GPU Memory Calculation and Configuration¶

This guide explains how to calculate GPU memory requirements and properly configure gpu_memory_utilization for vLLM-Omni stages.

Overview¶

gpu_memory_utilization is a critical parameter that controls how much GPU memory each stage can use.
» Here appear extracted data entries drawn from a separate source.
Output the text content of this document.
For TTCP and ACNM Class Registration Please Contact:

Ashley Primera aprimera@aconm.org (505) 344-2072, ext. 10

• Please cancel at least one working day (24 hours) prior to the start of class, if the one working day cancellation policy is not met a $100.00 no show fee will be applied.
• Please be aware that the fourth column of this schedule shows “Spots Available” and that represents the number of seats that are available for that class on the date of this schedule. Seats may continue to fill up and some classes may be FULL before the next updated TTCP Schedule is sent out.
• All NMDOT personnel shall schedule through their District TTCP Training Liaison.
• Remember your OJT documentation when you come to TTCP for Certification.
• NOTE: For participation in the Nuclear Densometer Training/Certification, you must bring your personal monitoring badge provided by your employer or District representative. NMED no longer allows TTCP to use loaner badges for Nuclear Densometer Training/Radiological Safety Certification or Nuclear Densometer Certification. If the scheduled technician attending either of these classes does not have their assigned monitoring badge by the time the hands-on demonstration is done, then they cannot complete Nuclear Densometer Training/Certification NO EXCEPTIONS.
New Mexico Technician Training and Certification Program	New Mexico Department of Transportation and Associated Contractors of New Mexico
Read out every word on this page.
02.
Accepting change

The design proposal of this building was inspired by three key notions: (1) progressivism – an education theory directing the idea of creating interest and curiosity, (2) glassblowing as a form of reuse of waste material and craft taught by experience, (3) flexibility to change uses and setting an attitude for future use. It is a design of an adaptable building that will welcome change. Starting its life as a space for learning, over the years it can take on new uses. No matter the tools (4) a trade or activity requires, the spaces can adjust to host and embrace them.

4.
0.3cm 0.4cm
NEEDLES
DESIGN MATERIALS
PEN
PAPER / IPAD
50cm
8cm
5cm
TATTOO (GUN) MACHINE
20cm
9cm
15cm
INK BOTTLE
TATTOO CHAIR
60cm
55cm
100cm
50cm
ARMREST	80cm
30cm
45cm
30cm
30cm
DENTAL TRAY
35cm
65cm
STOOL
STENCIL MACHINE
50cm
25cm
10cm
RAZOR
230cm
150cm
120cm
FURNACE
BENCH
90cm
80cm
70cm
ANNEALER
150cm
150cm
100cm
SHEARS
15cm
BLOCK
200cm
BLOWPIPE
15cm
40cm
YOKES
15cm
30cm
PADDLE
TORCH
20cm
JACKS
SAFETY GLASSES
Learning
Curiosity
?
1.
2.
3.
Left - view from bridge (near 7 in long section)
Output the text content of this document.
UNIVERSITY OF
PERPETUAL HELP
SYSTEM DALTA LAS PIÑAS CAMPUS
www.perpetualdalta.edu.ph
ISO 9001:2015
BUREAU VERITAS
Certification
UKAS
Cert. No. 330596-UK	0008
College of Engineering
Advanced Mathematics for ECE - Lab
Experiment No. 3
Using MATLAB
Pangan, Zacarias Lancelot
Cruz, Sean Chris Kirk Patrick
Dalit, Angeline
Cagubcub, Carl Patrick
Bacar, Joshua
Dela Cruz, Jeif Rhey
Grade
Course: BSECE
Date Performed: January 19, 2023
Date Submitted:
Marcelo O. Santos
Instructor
It's specified as a fraction between 0.0 and 1.0, where: - 0.8 means 80% of the GPU's total memory - 1.0 means 100% of the GPU's total memory (not recommended, leaves no buffer)

How Memory is Calculated¶

Memory Allocation Formula¶

For each stage, vLLM-Omni calculates the requested memory as:

requested_memory = total_gpu_memory × gpu_memory_utilization

The system checks that:

free_memory ≥ requested_memory

If this condition is not met, the stage will fail to initialize with an error message showing the memory requirements.

Memory Components¶

The total memory used by a stage includes:

Model Weights: The size of the model parameters loaded on the GPU
KV Cache: Memory for storing key-value cache during generation
Activation Memory: Temporary memory for intermediate computations
System Overhead: Memory used by CUDA, PyTorch, and other system components
Non-Torch Memory: Memory allocated outside of PyTorch (e.g., CUDA graphs)

Example Calculation¶

For a GPU with 80GB total memory: - gpu_memory_utilization: 0.8 → 64GB available for the stage - gpu_memory_utilization: 0.6 → 48GB available for the stage - gpu_memory_utilization: 0.15 → 12GB available for the stage

Setting Up `gpu_memory_utilization`¶

Step 1: Determine GPU Memory¶

First, check your GPU's total memory:

# Using nvidia-smi
nvidia-smi --query-gpu=memory.total --format=csv

# Or using Python
python -c "import torch; print(f'{torch.cuda.get_device_properties(0).total_memory / 1e9:.1f} GB')"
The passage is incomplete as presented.